Zeitzeugin Monika Walendy
Zeitzeugin Monika Walendy

© privat

Auch andere Verteidiger wie Gregor Gysi und Lothar de Maizière, der Wolfgang Templin vertrat, verschwiegen offenbar ihren Mandanten, was draußen los war, wie Christian Booß, Experte für die DDR-Justiz, erklärt. „Alle Anwälte“, so Booß, „zeigten zu diesem Zeitpunkt nur einen Weg, raus aus der DDR.“ Wie den Templins erging es vielen anderen Oppositionellen. Der größten Verhaftungswelle seit dem Volksaufstand am 17. Juni 1953 folgte die größte Ausweisungswelle.

Auch dagegen gab es Widerstand. Die Templins erstritten wie einige andere das Rückkehrrecht nach Ablauf von zwei Jahren. Die Mauer fiel dann früher.

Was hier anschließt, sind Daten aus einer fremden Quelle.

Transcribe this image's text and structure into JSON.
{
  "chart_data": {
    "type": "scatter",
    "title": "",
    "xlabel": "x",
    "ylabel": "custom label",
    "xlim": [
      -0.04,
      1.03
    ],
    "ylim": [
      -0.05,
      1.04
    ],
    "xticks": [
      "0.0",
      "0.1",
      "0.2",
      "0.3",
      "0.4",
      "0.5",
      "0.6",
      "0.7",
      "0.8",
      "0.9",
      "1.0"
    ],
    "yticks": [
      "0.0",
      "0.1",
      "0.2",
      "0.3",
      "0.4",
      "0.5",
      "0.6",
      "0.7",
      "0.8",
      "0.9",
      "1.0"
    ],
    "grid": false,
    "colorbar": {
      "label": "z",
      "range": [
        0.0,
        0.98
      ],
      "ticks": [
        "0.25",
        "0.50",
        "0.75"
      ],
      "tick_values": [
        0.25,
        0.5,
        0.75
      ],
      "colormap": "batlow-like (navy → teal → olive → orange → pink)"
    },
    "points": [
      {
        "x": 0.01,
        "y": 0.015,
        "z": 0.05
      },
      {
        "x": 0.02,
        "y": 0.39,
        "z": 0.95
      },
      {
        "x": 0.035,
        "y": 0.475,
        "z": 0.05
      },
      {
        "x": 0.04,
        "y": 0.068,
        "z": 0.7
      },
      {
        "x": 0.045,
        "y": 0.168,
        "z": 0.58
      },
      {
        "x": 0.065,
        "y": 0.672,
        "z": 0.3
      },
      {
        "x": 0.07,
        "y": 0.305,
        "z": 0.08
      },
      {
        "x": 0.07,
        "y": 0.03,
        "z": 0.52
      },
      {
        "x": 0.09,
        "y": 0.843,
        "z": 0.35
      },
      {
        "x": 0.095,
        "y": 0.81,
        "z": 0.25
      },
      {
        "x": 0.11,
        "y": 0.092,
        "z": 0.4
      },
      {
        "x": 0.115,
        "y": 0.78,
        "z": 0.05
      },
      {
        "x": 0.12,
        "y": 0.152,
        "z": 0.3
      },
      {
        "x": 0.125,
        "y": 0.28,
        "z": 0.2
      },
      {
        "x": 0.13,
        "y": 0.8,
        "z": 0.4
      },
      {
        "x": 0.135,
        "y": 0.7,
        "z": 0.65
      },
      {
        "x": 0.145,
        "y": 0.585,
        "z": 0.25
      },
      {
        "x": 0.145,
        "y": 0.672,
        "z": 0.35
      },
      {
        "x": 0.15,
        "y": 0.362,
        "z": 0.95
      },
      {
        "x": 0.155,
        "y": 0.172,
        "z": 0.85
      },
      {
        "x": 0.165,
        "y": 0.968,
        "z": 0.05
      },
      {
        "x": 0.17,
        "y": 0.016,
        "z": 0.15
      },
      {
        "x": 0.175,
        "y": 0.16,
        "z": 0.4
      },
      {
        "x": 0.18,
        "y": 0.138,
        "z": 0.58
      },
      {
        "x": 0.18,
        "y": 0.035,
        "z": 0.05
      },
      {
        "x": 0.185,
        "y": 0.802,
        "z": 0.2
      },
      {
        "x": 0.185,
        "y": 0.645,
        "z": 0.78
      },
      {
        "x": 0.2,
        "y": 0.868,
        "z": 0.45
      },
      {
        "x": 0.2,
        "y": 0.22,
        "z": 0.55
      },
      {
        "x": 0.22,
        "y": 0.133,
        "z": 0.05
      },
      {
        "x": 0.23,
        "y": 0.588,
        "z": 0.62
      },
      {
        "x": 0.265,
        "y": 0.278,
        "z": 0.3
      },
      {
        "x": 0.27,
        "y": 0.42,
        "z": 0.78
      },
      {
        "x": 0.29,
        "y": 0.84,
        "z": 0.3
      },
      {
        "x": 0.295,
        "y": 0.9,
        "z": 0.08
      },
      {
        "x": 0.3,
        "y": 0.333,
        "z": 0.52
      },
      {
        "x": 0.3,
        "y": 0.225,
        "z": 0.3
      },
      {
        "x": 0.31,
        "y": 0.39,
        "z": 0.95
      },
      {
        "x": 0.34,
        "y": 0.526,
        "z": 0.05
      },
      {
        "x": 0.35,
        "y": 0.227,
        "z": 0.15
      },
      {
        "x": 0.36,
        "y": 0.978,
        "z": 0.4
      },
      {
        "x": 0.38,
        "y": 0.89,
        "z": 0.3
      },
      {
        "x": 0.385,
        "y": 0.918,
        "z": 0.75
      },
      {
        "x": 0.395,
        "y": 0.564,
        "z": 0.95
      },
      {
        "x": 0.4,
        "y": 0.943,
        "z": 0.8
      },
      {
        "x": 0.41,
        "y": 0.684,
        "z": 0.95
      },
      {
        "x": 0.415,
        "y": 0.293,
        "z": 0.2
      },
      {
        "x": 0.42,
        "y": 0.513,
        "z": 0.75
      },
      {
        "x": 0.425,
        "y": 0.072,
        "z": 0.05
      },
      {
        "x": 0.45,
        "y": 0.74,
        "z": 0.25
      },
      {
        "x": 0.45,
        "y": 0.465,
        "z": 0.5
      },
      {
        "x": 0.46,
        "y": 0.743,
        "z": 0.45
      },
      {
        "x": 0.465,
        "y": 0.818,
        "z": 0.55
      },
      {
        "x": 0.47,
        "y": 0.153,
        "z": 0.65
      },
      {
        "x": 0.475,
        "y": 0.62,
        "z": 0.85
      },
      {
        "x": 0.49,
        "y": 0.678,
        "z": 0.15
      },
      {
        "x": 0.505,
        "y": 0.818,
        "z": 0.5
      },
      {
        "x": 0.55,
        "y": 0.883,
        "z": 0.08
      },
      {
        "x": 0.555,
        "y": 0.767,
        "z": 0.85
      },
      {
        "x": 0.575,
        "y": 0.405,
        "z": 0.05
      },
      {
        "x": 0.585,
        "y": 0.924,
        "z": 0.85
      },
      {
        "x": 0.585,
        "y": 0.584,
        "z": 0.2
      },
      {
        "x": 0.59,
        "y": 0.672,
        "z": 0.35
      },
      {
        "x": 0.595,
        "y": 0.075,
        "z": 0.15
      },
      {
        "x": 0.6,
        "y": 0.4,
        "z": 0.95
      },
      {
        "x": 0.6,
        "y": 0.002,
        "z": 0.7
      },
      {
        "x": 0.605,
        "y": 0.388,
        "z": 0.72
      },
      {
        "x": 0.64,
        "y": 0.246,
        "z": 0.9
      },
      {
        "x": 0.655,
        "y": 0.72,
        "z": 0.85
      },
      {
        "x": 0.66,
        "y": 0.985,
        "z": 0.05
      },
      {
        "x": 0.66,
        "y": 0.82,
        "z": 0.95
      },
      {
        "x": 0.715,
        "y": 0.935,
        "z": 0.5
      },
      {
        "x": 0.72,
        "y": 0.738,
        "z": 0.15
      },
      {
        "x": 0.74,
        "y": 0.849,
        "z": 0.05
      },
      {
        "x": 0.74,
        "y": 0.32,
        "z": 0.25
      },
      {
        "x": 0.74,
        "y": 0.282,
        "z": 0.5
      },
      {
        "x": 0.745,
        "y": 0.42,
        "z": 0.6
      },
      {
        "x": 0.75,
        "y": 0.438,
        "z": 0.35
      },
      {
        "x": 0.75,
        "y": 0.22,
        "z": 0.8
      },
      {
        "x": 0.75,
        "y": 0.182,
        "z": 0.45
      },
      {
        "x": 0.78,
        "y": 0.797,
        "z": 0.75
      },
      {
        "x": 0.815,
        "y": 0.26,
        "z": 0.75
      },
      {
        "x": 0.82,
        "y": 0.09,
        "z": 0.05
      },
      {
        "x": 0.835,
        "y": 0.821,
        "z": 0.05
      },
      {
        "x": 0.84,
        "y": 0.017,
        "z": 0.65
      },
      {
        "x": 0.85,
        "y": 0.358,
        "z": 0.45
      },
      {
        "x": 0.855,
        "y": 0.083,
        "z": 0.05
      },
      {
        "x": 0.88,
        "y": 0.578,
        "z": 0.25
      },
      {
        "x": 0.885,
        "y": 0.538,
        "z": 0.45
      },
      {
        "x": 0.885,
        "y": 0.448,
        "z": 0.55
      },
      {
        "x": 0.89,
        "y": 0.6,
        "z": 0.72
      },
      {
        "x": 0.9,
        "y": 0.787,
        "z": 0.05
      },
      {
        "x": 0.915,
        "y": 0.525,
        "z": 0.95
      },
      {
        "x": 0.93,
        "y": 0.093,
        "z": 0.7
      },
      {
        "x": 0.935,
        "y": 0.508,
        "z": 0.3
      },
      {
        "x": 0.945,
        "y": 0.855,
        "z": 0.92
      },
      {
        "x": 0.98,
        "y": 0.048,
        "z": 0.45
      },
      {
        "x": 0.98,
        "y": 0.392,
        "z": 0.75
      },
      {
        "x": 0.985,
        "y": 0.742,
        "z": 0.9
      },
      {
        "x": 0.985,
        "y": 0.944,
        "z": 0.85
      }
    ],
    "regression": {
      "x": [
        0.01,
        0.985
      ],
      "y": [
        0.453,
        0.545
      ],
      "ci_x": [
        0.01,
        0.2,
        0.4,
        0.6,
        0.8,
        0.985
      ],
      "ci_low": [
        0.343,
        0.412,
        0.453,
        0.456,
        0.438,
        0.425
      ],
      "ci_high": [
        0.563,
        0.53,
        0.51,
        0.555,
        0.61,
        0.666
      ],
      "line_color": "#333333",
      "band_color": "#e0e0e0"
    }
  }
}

Monika Walendy lebte mit ihrem Mann und den Kindern, die ihnen folgten, fortan in West-Berlin. Bernhard Freutel übergab einige Fotos einem West-Journalisten, zwei Transparente verbrannte er im Kachelofen. Das dritte versteckte er so gut, dass er es nie wiederfand. Einen Ausreiseantrag zog er zurück. „Ich hatte den Eindruck, hier verändert sich gerade etwas.“

Für einen kurzen Moment mochte die Staatssicherheit glauben, über die Bürgerrechtler gesiegt zu haben, die sie zwar nicht wegsperren, aber aus dem Land werfen konnte. Tatsächlich, so Christian Booß, entstanden nach dem 17. Januar schnell neue Netzwerke. Die Ausreisebewegung erhielt immer größeren Zulauf.

Erich Mielke selbst zog in einer Dienstbesprechung am 25. Februar 1988 sein Fazit: „Das Zusammenspiel der feindlich-negativen Kräfte hat eine völlig neue Dimension bekommen.“ Der Anfang vom Ende der DDR hatte begonnen.

Heutiges Gedenken an Liebknecht und Luxemburg

Zu den Vorfällen am 17. Januar 1988 gibt es am heutigen Sonntag eine Diskussions- und Erinnerungsveranstaltung im Stasimuseum in Lichtenberg, veranstaltet vom Bürgerkomitee und dem Trägerverein des Stasi-Museums. Sie beginnt um 11.30 Uhr in der Ruschestraße 103, moderiert von Experte Christian Booß. Auf dem Podium sitzen auch viele Zeitzeugen, die in unserem Text zu Wort kommen: Günter Jeschonnek, Monika Walendy, Wolfgang Templin und der Liedermacher Stephan Krawczyk.
Die traditionelle linke Großdemonstration zur Erinnerung an die Ermordung von Karl Liebknecht und Rosa Luxemburg findet an diesem Sonntag, 10 Uhr, auf der Gedenkstätte der Sozialisten in Friedrichsfelde statt. Dabei werden unter anderem führende Politiker der Linken erwartet. In Friedrichsfelde waren die beiden Ermordeten 1919 beigesetzt worden. Eine weitere Gedenkveranstaltung findet um 15 Uhr am Rosa-Luxemburg-Steg am Landwehrkanal, Höhe Lichtensteinallee, statt. Am Montag, 18 Uhr, ist eine Gedenkdemonstration geplant, die vom Olof-Palme-Platz zu den beiden Denkmälern für die Ermordeten im Tiergarten führt.